History tells us there lived a king
That was a warrior bold
He was tall and handsome
And be lived to be quite old
So then one day he made his mind
To conquer the Hawaiian Isles
He didn't have any fear
For victory rang in his ear
King Kamehameha, the conqueror of the islands
Became a famous hero one day
He fought a native army
And pushed it over the pali
And crowned himself king of Hawai`i nei
When the fray was over
He took the islands over
And this is what he had to say
Ua mau ke ea o ka `âina i ka pono
Auwê ke aloha ê
And on his throne he sat alone
Waiting for a big lû`au
Royal maidens fair were gathered there
To greet him with a grand wela ka hao
King Kamehameha Statue


Source: Noble's Hawaiian Favorites, Copyright 1934, 62 Miller Music Corp - Kamehameha I, in his effort to unify the islands, attacked Kalanikupule, King of O`ahu, Maui, Moloka`i, and Lana`i, in 1795. After taking Maui and Moloka`i, his war canoes crossed the channel and landed at Wai`alae and Waikîkî, on O`ahu. As Kamehameha's warriors pushed up Nu`uanu Valley, they were fired upon by 2 cannons causing great loss of life and destruction. Kamehameha sent a division of his best men to double back and climb the ridge above Pauoa Valley. A runner was sent to the reserve forces in Waikîkî with instructions to climb Manoa Valley and follow the ridge trail to Nu`uanu Pali where they would join the other division to capture the cannons. Stunned by this military manuever, the O`ahu warriors defended their positions in vain and fought to the bitter end. Some escaped over the mountains, others were pushed over the pali and many, rather than surrender, plunged to their deaths from the 1000 ft. cliffs. The decisive battle of Nu`uanu Pali gave Kamehameha control of the islands, except Kaua`i, that remained independent. During construction of the Pali road in 1897, an estimated 800 skulls were found at the foot of the cliffs.
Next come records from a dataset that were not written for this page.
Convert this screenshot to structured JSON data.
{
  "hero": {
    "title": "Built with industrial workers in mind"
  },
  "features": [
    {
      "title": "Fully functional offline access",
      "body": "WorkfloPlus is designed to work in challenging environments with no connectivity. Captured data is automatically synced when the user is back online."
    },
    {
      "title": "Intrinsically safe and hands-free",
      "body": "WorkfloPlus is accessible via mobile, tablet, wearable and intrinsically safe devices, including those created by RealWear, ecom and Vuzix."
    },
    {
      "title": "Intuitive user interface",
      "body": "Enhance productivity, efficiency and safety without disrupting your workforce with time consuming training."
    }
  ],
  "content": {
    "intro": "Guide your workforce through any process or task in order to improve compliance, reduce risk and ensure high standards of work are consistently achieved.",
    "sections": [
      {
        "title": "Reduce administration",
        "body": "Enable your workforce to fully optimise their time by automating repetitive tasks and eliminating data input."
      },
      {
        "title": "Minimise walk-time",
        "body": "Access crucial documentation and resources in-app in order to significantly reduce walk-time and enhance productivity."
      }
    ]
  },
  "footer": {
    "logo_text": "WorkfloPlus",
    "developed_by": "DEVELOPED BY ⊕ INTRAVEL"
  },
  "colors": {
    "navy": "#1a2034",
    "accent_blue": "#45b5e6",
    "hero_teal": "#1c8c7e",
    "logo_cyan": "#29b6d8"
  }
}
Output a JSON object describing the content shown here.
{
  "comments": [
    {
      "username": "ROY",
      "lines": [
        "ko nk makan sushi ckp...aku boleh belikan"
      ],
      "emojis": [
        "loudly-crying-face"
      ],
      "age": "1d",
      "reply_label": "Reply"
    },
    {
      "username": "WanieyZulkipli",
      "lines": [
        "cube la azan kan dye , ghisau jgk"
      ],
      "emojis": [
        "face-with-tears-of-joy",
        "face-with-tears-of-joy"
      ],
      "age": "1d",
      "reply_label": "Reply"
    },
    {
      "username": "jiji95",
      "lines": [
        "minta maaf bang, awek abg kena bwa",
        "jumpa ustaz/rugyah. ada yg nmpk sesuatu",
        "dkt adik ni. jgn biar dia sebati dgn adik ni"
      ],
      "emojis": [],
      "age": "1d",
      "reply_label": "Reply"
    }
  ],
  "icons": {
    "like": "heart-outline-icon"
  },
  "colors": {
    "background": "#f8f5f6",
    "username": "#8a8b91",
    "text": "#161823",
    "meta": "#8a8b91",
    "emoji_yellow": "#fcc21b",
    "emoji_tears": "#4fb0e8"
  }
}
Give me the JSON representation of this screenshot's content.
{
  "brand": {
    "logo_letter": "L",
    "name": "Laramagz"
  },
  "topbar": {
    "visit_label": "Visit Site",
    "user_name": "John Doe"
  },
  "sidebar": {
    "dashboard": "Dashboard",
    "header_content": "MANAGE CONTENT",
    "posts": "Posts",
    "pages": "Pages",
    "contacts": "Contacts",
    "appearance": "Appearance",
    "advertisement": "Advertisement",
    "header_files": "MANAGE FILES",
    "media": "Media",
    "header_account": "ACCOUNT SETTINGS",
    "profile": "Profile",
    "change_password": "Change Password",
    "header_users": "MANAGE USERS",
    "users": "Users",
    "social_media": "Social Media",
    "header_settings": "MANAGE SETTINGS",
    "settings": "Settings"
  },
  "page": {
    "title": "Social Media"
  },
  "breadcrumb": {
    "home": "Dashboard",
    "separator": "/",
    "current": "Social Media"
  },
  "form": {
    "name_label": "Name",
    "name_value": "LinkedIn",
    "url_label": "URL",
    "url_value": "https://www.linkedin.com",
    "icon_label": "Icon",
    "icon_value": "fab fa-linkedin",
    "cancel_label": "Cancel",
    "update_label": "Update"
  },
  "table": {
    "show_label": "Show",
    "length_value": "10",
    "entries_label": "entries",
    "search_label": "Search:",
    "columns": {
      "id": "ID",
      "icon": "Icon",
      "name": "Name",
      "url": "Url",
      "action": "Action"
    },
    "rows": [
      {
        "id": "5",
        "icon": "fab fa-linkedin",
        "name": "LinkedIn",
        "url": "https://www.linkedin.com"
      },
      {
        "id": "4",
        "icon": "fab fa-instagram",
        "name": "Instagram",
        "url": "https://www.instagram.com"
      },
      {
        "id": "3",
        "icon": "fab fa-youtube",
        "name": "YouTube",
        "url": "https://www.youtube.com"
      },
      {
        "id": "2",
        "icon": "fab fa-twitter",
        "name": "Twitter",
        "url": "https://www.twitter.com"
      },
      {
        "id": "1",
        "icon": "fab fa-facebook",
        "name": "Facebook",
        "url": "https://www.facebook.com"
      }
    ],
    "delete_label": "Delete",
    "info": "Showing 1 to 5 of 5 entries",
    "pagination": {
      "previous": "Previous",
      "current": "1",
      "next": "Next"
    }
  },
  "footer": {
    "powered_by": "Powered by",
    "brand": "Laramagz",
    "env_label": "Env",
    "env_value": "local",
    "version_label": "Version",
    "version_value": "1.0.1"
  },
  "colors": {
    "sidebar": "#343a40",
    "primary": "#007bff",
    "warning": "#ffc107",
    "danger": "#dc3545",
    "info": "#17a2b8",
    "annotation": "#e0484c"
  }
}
October 4, 1897, a blasting operation to dislodge a rock ledge above the Pali road, buried the remains of the O`ahu army at the place where they defended the island they loved. In 1883, a statue of Kamehameha the Great, designed by Thomas B. Gould, was commissioned by King Kalâkaua displaying "Kâ`ei kapu o Lîloa" the sacred sash of Lîloa. Made by King Lîloa for his son, Umi, it was fashioned from of olonâ fiber, human and fish teeth, and i`iwi and o`o feathers in the late 15th century and was handed down from the family line of Umi to King Kamehameha I. On its way to Hawai`i, the statue was lost at sea, off the coast of the Falkland Islands. A second statue was made and this is what stands in front of the Federal Court Building in Honolulu. Years later, an American sea captain spotted the original in a Port Stanley junkyard. He sold it to King Kalâkaua for $10,000. The original is in front of the courthouse in Kapa`au, Hâwî, near the birthplace of Kamehameha I.